Theatrical interpretation of a literary work from the standpoint of semiotic creativity
Abstract
The study presents the results of linguosemiotic analysis of sign correlations between the play “The Elder Son” by Vampilov and 22 theatrical performances based on it (The International on-line Festival “The Elder Son — 55”, November, 2020). The play and its multimodal interpretations are viewed as parts of a unique communicative space. These parts may be specified as the original communicative situation and the ‘derivatives’ characterized by semiotic creativity of their authors — the playwright and the directors. The concept of semiotic resonance is used as a tool that can help to deepen the analysis of the meaning construction in the heterogeneous discourse of drama.

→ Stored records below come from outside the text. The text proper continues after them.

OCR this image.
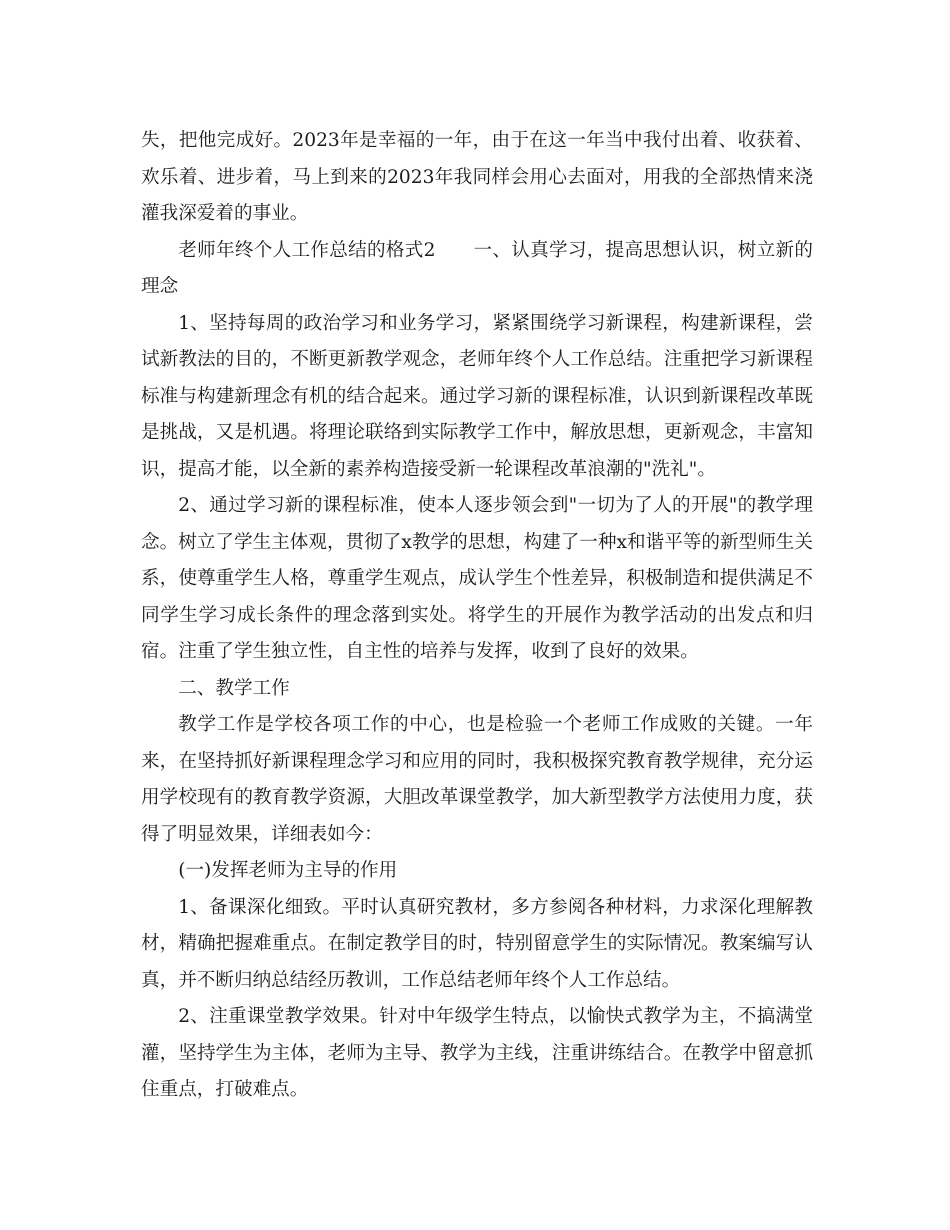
失，把他完成好。2023年是幸福的一年，由于在这一年当中我付出着、收获着、欢乐着、进步着，马上到来的2023年我同样会用心去面对，用我的全部热情来浇灌我深爱着的事业。

老师年终个人工作总结的格式2　　一、认真学习，提高思想认识，树立新的理念

1、坚持每周的政治学习和业务学习，紧紧围绕学习新课程，构建新课程，尝试新教法的目的，不断更新教学观念，老师年终个人工作总结。注重把学习新课程标准与构建新理念有机的结合起来。通过学习新的课程标准，认识到新课程改革既是挑战，又是机遇。将理论联络到实际教学工作中，解放思想，更新观念，丰富知识，提高才能，以全新的素养构造接受新一轮课程改革浪潮的"洗礼"。

2、通过学习新的课程标准，使本人逐步领会到"一切为了人的开展"的教学理念。树立了学生主体观，贯彻了x教学的思想，构建了一种x和谐平等的新型师生关系，使尊重学生人格，尊重学生观点，成认学生个性差异，积极制造和提供满足不同学生学习成长条件的理念落到实处。将学生的开展作为教学活动的出发点和归宿。注重了学生独立性，自主性的培养与发挥，收到了良好的效果。

二、教学工作

教学工作是学校各项工作的中心，也是检验一个老师工作成败的关键。一年来，在坚持抓好新课程理念学习和应用的同时，我积极探究教育教学规律，充分运用学校现有的教育教学资源，大胆改革课堂教学，加大新型教学方法使用力度，获得了明显效果，详细表如今：

(一)发挥老师为主导的作用

1、备课深化细致。平时认真研究教材，多方参阅各种材料，力求深化理解教材，精确把握难重点。在制定教学目的时，特别留意学生的实际情况。教案编写认真，并不断归纳总结经历教训，工作总结老师年终个人工作总结。

2、注重课堂教学效果。针对中年级学生特点，以愉快式教学为主，不搞满堂灌，坚持学生为主体，老师为主导、教学为主线，注重讲练结合。在教学中留意抓住重点，打破难点。
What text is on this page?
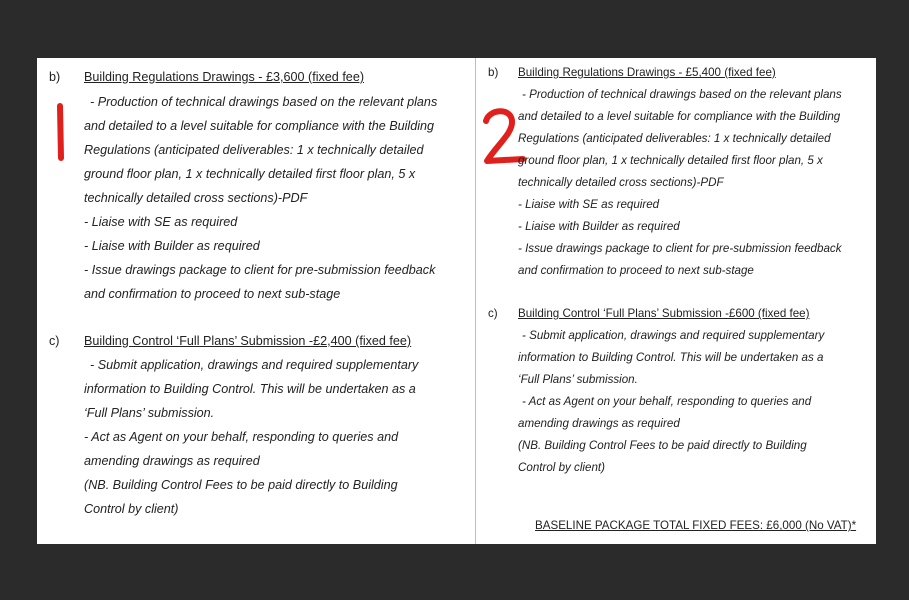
b) Building Regulations Drawings - £3,600 (fixed fee)
- Production of technical drawings based on the relevant plans
and detailed to a level suitable for compliance with the Building
Regulations (anticipated deliverables: 1 x technically detailed
ground floor plan, 1 x technically detailed first floor plan, 5 x
technically detailed cross sections)-PDF
- Liaise with SE as required
- Liaise with Builder as required
- Issue drawings package to client for pre-submission feedback
and confirmation to proceed to next sub-stage
c) Building Control ‘Full Plans’ Submission -£2,400 (fixed fee)
- Submit application, drawings and required supplementary
information to Building Control. This will be undertaken as a
‘Full Plans’ submission.
- Act as Agent on your behalf, responding to queries and
amending drawings as required
(NB. Building Control Fees to be paid directly to Building
Control by client)
b) Building Regulations Drawings - £5,400 (fixed fee)
- Production of technical drawings based on the relevant plans
and detailed to a level suitable for compliance with the Building
Regulations (anticipated deliverables: 1 x technically detailed
ground floor plan, 1 x technically detailed first floor plan, 5 x
technically detailed cross sections)-PDF
- Liaise with SE as required
- Liaise with Builder as required
- Issue drawings package to client for pre-submission feedback
and confirmation to proceed to next sub-stage
c) Building Control ‘Full Plans’ Submission -£600 (fixed fee)
- Submit application, drawings and required supplementary
information to Building Control. This will be undertaken as a
‘Full Plans’ submission.
- Act as Agent on your behalf, responding to queries and
amending drawings as required
(NB. Building Control Fees to be paid directly to Building
Control by client)
BASELINE PACKAGE TOTAL FIXED FEES: £6,000 (No VAT)*
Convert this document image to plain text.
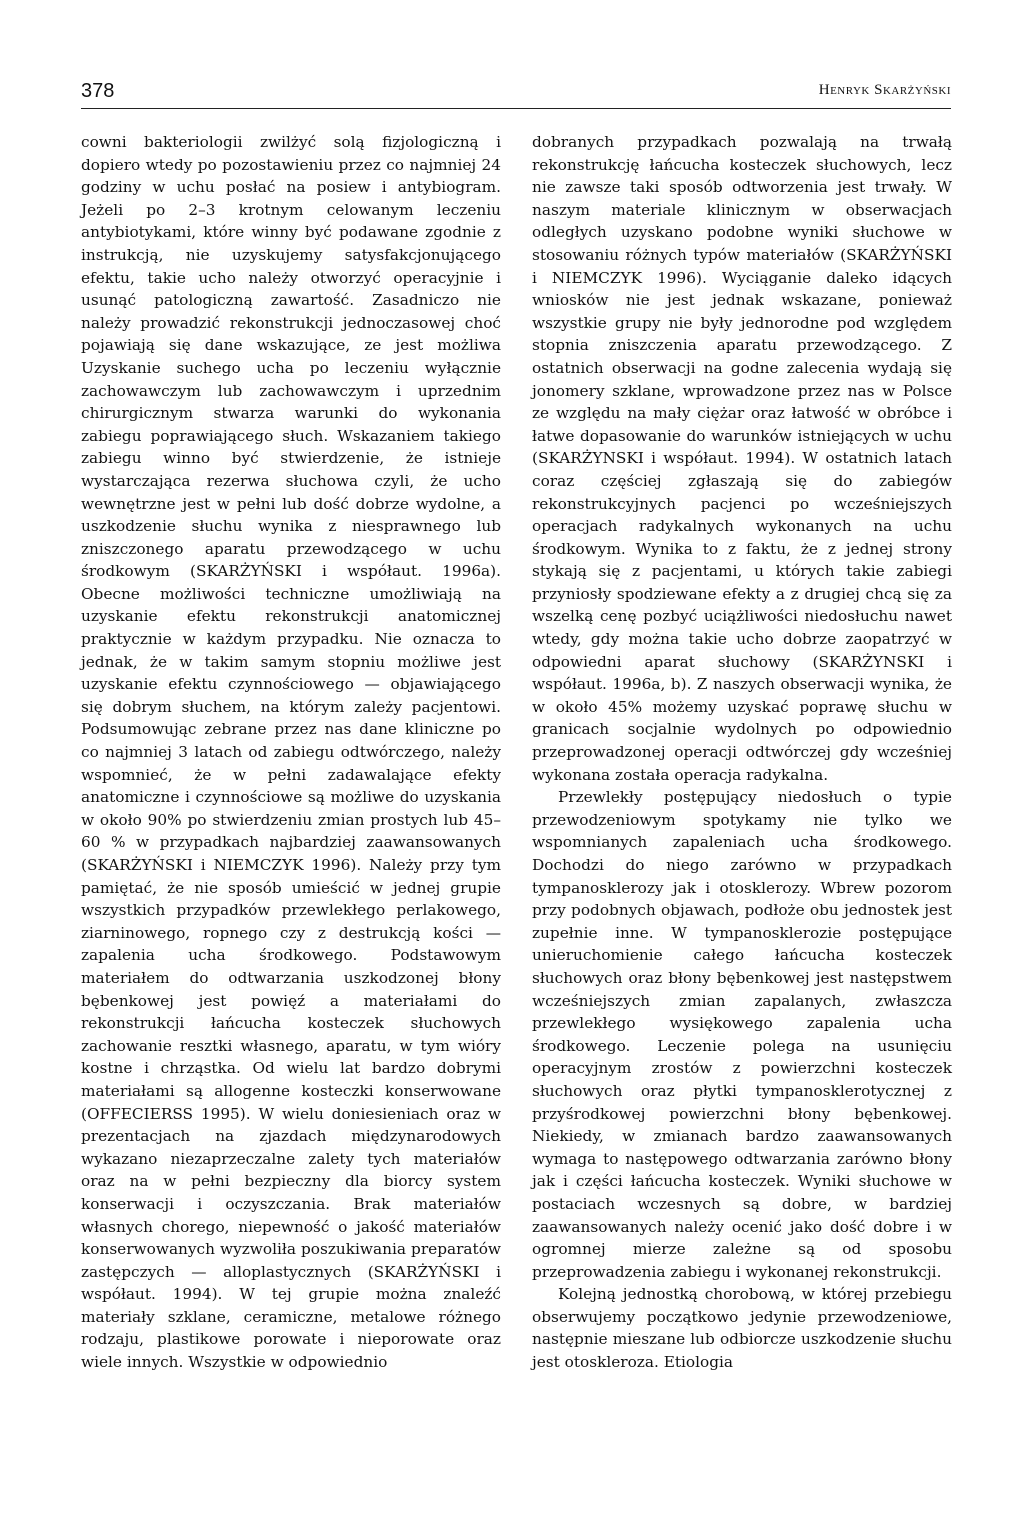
378	Henryk Skarżyński

cowni bakteriologii zwilżyć solą fizjologiczną i dopiero wtedy po pozostawieniu przez co najmniej 24 godziny w uchu posłać na posiew i antybiogram. Jeżeli po 2–3 krotnym celowanym leczeniu antybiotykami, które winny być podawane zgodnie z instrukcją, nie uzyskujemy satysfakcjonującego efektu, takie ucho należy otworzyć operacyjnie i usunąć patologiczną zawartość. Zasadniczo nie należy prowadzić rekonstrukcji jednoczasowej choć pojawiają się dane wskazujące, ze jest możliwa Uzyskanie suchego ucha po leczeniu wyłącznie zachowawczym lub zachowawczym i uprzednim chirurgicznym stwarza warunki do wykonania zabiegu poprawiającego słuch. Wskazaniem takiego zabiegu winno być stwierdzenie, że istnieje wystarczająca rezerwa słuchowa czyli, że ucho wewnętrzne jest w pełni lub dość dobrze wydolne, a uszkodzenie słuchu wynika z niesprawnego lub zniszczonego aparatu przewodzącego w uchu środkowym (SKARŻYŃSKI i współaut. 1996a). Obecne możliwości techniczne umożliwiają na uzyskanie efektu rekonstrukcji anatomicznej praktycznie w każdym przypadku. Nie oznacza to jednak, że w takim samym stopniu możliwe jest uzyskanie efektu czynnościowego — objawiającego się dobrym słuchem, na którym zależy pacjentowi. Podsumowując zebrane przez nas dane kliniczne po co najmniej 3 latach od zabiegu odtwórczego, należy wspomnieć, że w pełni zadawalające efekty anatomiczne i czynnościowe są możliwe do uzyskania w około 90% po stwierdzeniu zmian prostych lub 45–60 % w przypadkach najbardziej zaawansowanych (SKARŻYŃSKI i NIEMCZYK 1996). Należy przy tym pamiętać, że nie sposób umieścić w jednej grupie wszystkich przypadków przewlekłego perlakowego, ziarninowego, ropnego czy z destrukcją kości — zapalenia ucha środkowego. Podstawowym materiałem do odtwarzania uszkodzonej błony bębenkowej jest powięź a materiałami do rekonstrukcji łańcucha kosteczek słuchowych zachowanie resztki własnego, aparatu, w tym wióry kostne i chrząstka. Od wielu lat bardzo dobrymi materiałami są allogenne kosteczki konserwowane (OFFECIERSS 1995). W wielu doniesieniach oraz w prezentacjach na zjazdach międzynarodowych wykazano niezaprzeczalne zalety tych materiałów oraz na w pełni bezpieczny dla biorcy system konserwacji i oczyszczania. Brak materiałów własnych chorego, niepewność o jakość materiałów konserwowanych wyzwoliła poszukiwania preparatów zastępczych — alloplastycznych (SKARŻYŃSKI i współaut. 1994). W tej grupie można znaleźć materiały szklane, ceramiczne, metalowe różnego rodzaju, plastikowe porowate i nieporowate oraz wiele innych. Wszystkie w odpowiednio

dobranych przypadkach pozwalają na trwałą rekonstrukcję łańcucha kosteczek słuchowych, lecz nie zawsze taki sposób odtworzenia jest trwały. W naszym materiale klinicznym w obserwacjach odległych uzyskano podobne wyniki słuchowe w stosowaniu różnych typów materiałów (SKARŻYŃSKI i NIEMCZYK 1996). Wyciąganie daleko idących wniosków nie jest jednak wskazane, ponieważ wszystkie grupy nie były jednorodne pod względem stopnia zniszczenia aparatu przewodzącego. Z ostatnich obserwacji na godne zalecenia wydają się jonomery szklane, wprowadzone przez nas w Polsce ze względu na mały ciężar oraz łatwość w obróbce i łatwe dopasowanie do warunków istniejących w uchu (SKARŻYNSKI i współaut. 1994). W ostatnich latach coraz częściej zgłaszają się do zabiegów rekonstrukcyjnych pacjenci po wcześniejszych operacjach radykalnych wykonanych na uchu środkowym. Wynika to z faktu, że z jednej strony stykają się z pacjentami, u których takie zabiegi przyniosły spodziewane efekty a z drugiej chcą się za wszelką cenę pozbyć uciążliwości niedosłuchu nawet wtedy, gdy można takie ucho dobrze zaopatrzyć w odpowiedni aparat słuchowy (SKARŻYNSKI i współaut. 1996a, b). Z naszych obserwacji wynika, że w około 45% możemy uzyskać poprawę słuchu w granicach socjalnie wydolnych po odpowiednio przeprowadzonej operacji odtwórczej gdy wcześniej wykonana została operacja radykalna.

Przewlekły postępujący niedosłuch o typie przewodzeniowym spotykamy nie tylko we wspomnianych zapaleniach ucha środkowego. Dochodzi do niego zarówno w przypadkach tympanosklerozy jak i otosklerozy. Wbrew pozorom przy podobnych objawach, podłoże obu jednostek jest zupełnie inne. W tympanosklerozie postępujące unieruchomienie całego łańcucha kosteczek słuchowych oraz błony bębenkowej jest następstwem wcześniejszych zmian zapalanych, zwłaszcza przewlekłego wysiękowego zapalenia ucha środkowego. Leczenie polega na usunięciu operacyjnym zrostów z powierzchni kosteczek słuchowych oraz płytki tympanosklerotycznej z przyśrodkowej powierzchni błony bębenkowej. Niekiedy, w zmianach bardzo zaawansowanych wymaga to następowego odtwarzania zarówno błony jak i części łańcucha kosteczek. Wyniki słuchowe w postaciach wczesnych są dobre, w bardziej zaawansowanych należy ocenić jako dość dobre i w ogromnej mierze zależne są od sposobu przeprowadzenia zabiegu i wykonanej rekonstrukcji.

Kolejną jednostką chorobową, w której przebiegu obserwujemy początkowo jedynie przewodzeniowe, następnie mieszane lub odbiorcze uszkodzenie słuchu jest otoskleroza. Etiologia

Semiotic resonance is understood as the correlations of recurrently used signs accompanied by the amplification of meaning and emergence of new semantic projections. The investigation of the play — theatrical performance transformations made it possible to identify the specific levels of semiotic creativity, which correspond to the degree of pragmatic identity of the original content and its modulations. The author singled out the level of pragmatic equivalence and the level of pragmatic modulation, which account for different pragmatic effects produced and illustrated the realization of the poetic function of a sign in a multimodal discourse.